The program has already been a success, not only because of the impressive number of students it has attracted, but also because of its quality and effectiveness despite its low budget structure. Reviews and comparisons with other MOOC programs have been overwhelmingly favorable.
In little less than a year, the initiative has successfully pushed the boundaries of the format and proven that dynamic interactions are not only possible in online classes with thousands of participants, but also enrich the students’ experience significantly.
What’s more, in an age where everyone is a potential citizen reporter, the Knight Center’s massive online courses represent a significant first effort to provide necessary transparency to journalistic tools and processes through training open for media workers and the general public alike.
“We are very pleased to democratize access to journalism training.
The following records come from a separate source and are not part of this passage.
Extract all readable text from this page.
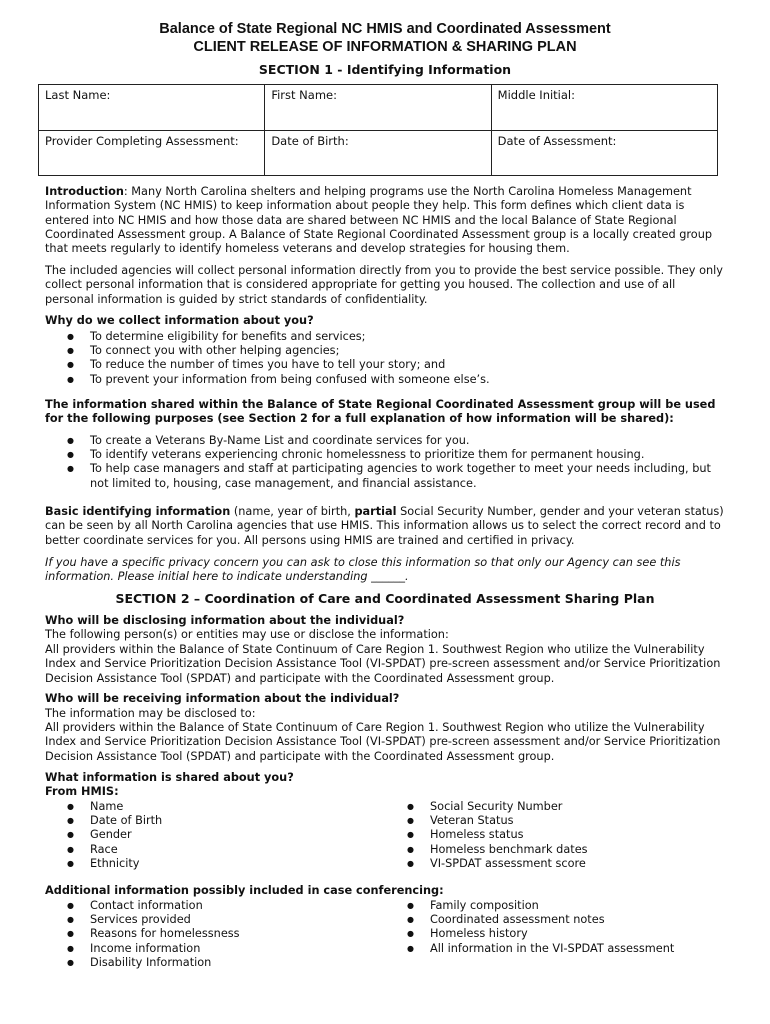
Balance of State Regional NC HMIS and Coordinated Assessment
CLIENT RELEASE OF INFORMATION & SHARING PLAN
SECTION 1 - Identifying Information
Last Name:	First Name:	Middle Initial:
Provider Completing Assessment:	Date of Birth:	Date of Assessment:
Introduction: Many North Carolina shelters and helping programs use the North Carolina Homeless Management Information System (NC HMIS) to keep information about people they help. This form defines which client data is entered into NC HMIS and how those data are shared between NC HMIS and the local Balance of State Regional Coordinated Assessment group. A Balance of State Regional Coordinated Assessment group is a locally created group that meets regularly to identify homeless veterans and develop strategies for housing them.
The included agencies will collect personal information directly from you to provide the best service possible. They only collect personal information that is considered appropriate for getting you housed. The collection and use of all personal information is guided by strict standards of confidentiality.
Why do we collect information about you?
● To determine eligibility for benefits and services;
● To connect you with other helping agencies;
● To reduce the number of times you have to tell your story; and
● To prevent your information from being confused with someone else’s.
The information shared within the Balance of State Regional Coordinated Assessment group will be used for the following purposes (see Section 2 for a full explanation of how information will be shared):
● To create a Veterans By-Name List and coordinate services for you.
● To identify veterans experiencing chronic homelessness to prioritize them for permanent housing.
● To help case managers and staff at participating agencies to work together to meet your needs including, but not limited to, housing, case management, and financial assistance.
Basic identifying information (name, year of birth, partial Social Security Number, gender and your veteran status) can be seen by all North Carolina agencies that use HMIS. This information allows us to select the correct record and to better coordinate services for you. All persons using HMIS are trained and certified in privacy.
If you have a specific privacy concern you can ask to close this information so that only our Agency can see this information. Please initial here to indicate understanding ______.
SECTION 2 – Coordination of Care and Coordinated Assessment Sharing Plan
Who will be disclosing information about the individual?
The following person(s) or entities may use or disclose the information:
All providers within the Balance of State Continuum of Care Region 1. Southwest Region who utilize the Vulnerability Index and Service Prioritization Decision Assistance Tool (VI-SPDAT) pre-screen assessment and/or Service Prioritization Decision Assistance Tool (SPDAT) and participate with the Coordinated Assessment group.
Who will be receiving information about the individual?
The information may be disclosed to:
All providers within the Balance of State Continuum of Care Region 1. Southwest Region who utilize the Vulnerability Index and Service Prioritization Decision Assistance Tool (VI-SPDAT) pre-screen assessment and/or Service Prioritization Decision Assistance Tool (SPDAT) and participate with the Coordinated Assessment group.
What information is shared about you?
From HMIS:
● Name
● Date of Birth
● Gender
● Race
● Ethnicity
● Social Security Number
● Veteran Status
● Homeless status
● Homeless benchmark dates
● VI-SPDAT assessment score
Additional information possibly included in case conferencing:
● Contact information
● Services provided
● Reasons for homelessness
● Income information
● Disability Information
● Family composition
● Coordinated assessment notes
● Homeless history
● All information in the VI-SPDAT assessment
In era when journalism is no longer a monopoly of journalists and any citizen can commit acts of journalism, it is important to spread basic journalism skills as much as possible,” said Professor Rosental Calmon Alves, founder and director of the Knight Center. “This program that we have been calling ‘Journalism for All’ aims not only to give a chance to journalists and non-journalists alike to access training, but also to help people appreciate the value and importance of professional journalism.”
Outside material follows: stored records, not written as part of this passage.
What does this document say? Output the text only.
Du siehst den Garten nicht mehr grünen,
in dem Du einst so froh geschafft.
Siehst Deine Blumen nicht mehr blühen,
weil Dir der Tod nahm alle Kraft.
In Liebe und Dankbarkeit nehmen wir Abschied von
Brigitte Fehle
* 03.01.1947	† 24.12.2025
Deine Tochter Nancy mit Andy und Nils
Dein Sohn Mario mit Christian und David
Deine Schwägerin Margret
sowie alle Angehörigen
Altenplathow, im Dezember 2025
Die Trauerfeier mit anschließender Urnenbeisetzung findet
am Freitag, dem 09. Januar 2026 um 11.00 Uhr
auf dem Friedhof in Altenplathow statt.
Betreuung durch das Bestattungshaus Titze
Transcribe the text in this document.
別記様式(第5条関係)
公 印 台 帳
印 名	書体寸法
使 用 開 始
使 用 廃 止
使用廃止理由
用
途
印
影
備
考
The first two MOOCs offered by the Knight Center were taught by Alberto Cairo, an internationally recognized expert in infographics and data-visualization who started his career in his native Spain and now teaches at the University of Miami. His MOOC, “Introduction to Infographics and Data Visualization,” was first taught last year to 2,000 participants. It was so well received that the Knight Center had to offer a second edition a month later, which attracted 5,250 students from 133 countries.
Cairo’s course was followed by the MOOC “How to Improve Electoral Coverage,” which was taught in Spanish by acclaimed Colombian journalist María Teresa Ronderos and concluded on
April 2013. The course had 1,772 participants from 45 countries.
The Knight Center’s most recent MOOC was “Introduction to Data Journalism,” with instructor Sandra Crucianelli. The course in Spanish concluded last month after attracting nearly 4,000 people from 62 different countries.
All four courses have been praised for their dynamic and interactive nature.
“When I took the dataviz MOOC with Alberto Cairo, I don’t know how much time he and his assistant spent patrolling the message boards and reviewing projects, but they seemed very hands-on,“ said former participant SocProf on his website The Global Sociology Blog, in which he compared the Knight Center’s MOOC to other courses in Coursera and Udacity.
Students have also enjoyed collaborating with each other. After finishing Ronderos’ MOOC on electoral coverage, participant Diana Gil Calvo, a press specialist at Peru’s Ministry of Education, said the course “was an enriching experience, not only because of the high level of the instruction but also because of the first-time opportunity to share different experiences with colleagues from other countries.”
Even though the program’s effectiveness has been tested, the challenge will now be to ensure the program’s sustainability as the Knight Center seeks new sources of financing, Alves said.
“For now, a small amount of revenue is obtained through a $30 fee that participants are invited to pay if they request a certificate of completion after passing all of their course’s requirements. But we will need to find more sources of revenue or grants to continue this fascinating program,” Alves said.
The Knight Center for Journalism in the Americas was created in 2002 by Professor Rosental Alves at the University of Texas at Austin School of Journalism thanks to a generous donation from the John S. and James L. Knight Foundation, which has been supporting it continually. The Center also receives major contributions from the Open Society Foundations and The University of Texas at Austin. The Center’s main goal is to help journalists in Latin American and the Caribbean to improve the quality of journalism in their countries.